Wir müssen die Ausbildung des Pferdes neu denken!

Nirgends sonst wird uns diese Notwendigkeit so bewusst, als wenn wir ein Pferd beobachten, dass seine Biomotorik verloren hat – den eigenregulierten Atemfluss, sein Körpergefühl und seine Körpersicherheit, bei dem dabei die angeborene Skelettmechanik falsche Wege geht. Dabei wird so überdeutlich, dass die körperliche Entwicklung des Pferdes ein fortlaufender Prozess ist und dass – wenn man als Mensch nicht in diesen Körperprozess einsteigt und ihn begleitet – nur Stillstand im Körper des Pferdes uns schließlich Rückschritt entstehen kann.
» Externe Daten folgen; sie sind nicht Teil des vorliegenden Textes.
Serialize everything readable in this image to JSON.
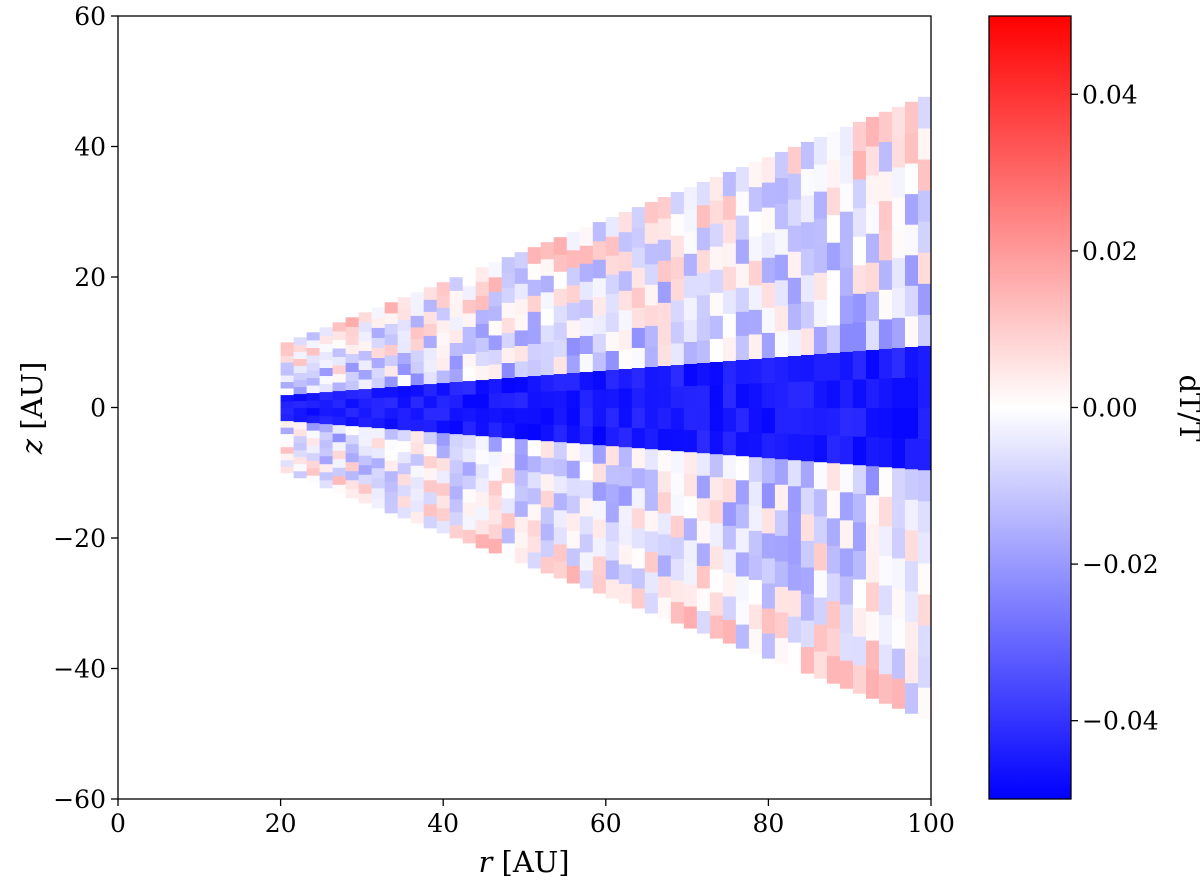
{
  "chart_data": {
    "type": "heatmap",
    "xlabel_var": "r",
    "xlabel_unit": "[AU]",
    "ylabel_var": "z",
    "ylabel_unit": "[AU]",
    "colorbar_label": "dT/T",
    "xlim": [
      0,
      100
    ],
    "ylim": [
      -60,
      60
    ],
    "xticks": [
      0,
      20,
      40,
      60,
      80,
      100
    ],
    "yticks": [
      -60,
      -40,
      -20,
      0,
      20,
      40,
      60
    ],
    "x_tick_labels": [
      "0",
      "20",
      "40",
      "60",
      "80",
      "100"
    ],
    "y_tick_labels": [
      "−60",
      "−40",
      "−20",
      "0",
      "20",
      "40",
      "60"
    ],
    "color_range": [
      -0.05,
      0.05
    ],
    "colorbar_ticks": [
      -0.04,
      -0.02,
      0.0,
      0.02,
      0.04
    ],
    "colorbar_tick_labels": [
      "−0.04",
      "−0.02",
      "0.00",
      "0.02",
      "0.04"
    ],
    "colormap": "bwr",
    "colors": {
      "low": "#0000ff",
      "mid": "#ffffff",
      "high": "#ff0000"
    },
    "grid": false,
    "domain": {
      "r_min": 20,
      "r_max": 100,
      "opening_slope": 0.48,
      "midplane_band_slope": 0.1,
      "midplane_value": -0.045,
      "atmosphere_value_range": [
        -0.03,
        0.03
      ],
      "radial_cells": 50,
      "vertical_cells": 20
    }
  }
}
Die Biomotorik ist ein völlig anderer – aber seit langem notwendiger Ansatz der Pferdeausbildung. Und zwar wirklich dringend notwendig – gerade für ein Pferd, das sich zu 100% über seinen Körper und seine Körperfunktionen definiert. Das Pferd „denkt“ über seine Sinne und handelt ausschließlich mit seinem Körper und ist deshalb um so vieles reaktiver und sensibler wie wir. Bei einer Pferdeausbildung, die ein vollständiges Ganzes aus dem Pferd machen möchte, und es nicht beschädigen möchte – müssen wir das Pferd genau da abholen – in und mit seinem Körper und seinen Körperfunktionen.

Was ist neu daran?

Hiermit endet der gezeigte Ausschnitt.